Definition[edit | edit source]
Organizational responsiveness refers to a firm’s reaction to external entities and events occurring in its environment.
Items[edit | edit source]
- The firm/partner trusts outsiders unless given a reason not to (e.g., willingly shares sensitive information, such as future product introductions, allowing other firms on customer sites). (0.62; 0.77)
- The firm/partner has an open approach to conflict resolution (e.g., disagreements are monitored, discussed openly, and resolved by the parties involved). (0.85; 0.83)
- The firm/partner is open minded and creative in its approach to problem solving (e.g., is flexible, explores its boundaries, differentiates its value proposition). (0.82; 0.82)
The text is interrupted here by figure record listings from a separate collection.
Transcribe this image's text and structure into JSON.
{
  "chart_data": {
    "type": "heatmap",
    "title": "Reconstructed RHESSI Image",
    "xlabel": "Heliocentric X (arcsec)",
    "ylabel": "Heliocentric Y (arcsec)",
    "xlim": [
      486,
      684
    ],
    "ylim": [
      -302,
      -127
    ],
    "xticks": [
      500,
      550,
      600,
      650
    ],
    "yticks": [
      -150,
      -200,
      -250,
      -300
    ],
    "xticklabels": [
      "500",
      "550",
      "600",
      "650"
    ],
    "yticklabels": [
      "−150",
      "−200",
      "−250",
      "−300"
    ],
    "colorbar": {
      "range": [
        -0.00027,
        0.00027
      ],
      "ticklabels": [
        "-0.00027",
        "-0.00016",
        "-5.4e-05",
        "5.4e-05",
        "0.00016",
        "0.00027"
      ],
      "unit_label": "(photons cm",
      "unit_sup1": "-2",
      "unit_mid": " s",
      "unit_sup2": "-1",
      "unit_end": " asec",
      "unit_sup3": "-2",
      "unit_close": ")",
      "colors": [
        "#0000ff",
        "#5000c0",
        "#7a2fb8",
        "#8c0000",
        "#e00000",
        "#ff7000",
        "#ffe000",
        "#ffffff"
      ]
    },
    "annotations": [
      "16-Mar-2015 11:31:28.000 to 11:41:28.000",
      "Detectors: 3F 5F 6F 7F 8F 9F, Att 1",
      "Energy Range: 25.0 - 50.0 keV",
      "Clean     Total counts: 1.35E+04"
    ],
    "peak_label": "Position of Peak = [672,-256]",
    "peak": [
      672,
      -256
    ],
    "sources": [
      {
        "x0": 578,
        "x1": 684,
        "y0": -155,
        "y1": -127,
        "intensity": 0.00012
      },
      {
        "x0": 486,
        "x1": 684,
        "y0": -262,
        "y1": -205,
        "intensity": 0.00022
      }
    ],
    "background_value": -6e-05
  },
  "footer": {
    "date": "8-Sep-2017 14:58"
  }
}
- The firm/partner is unpretentious and humble in its attitude to outsiders such as partners and suppliers. (0.70; 0.73)
- The firm/partner is agile (e.g., quick to respond to emerging situations, reach decisions, sign agreements, enter markets, launch products, and seize opportunities). (0.64; 0.74)
Source[edit | edit source]
- Lavie et al. (2012): Organizational Differences, Relational Mechanisms, and Alliance Performance. Strategic Management Journal, Vol. 33, No. 13, pp. 1453–1479
Comments[edit | edit source]
Some items might rather measure "trusting outsiders" or "openness".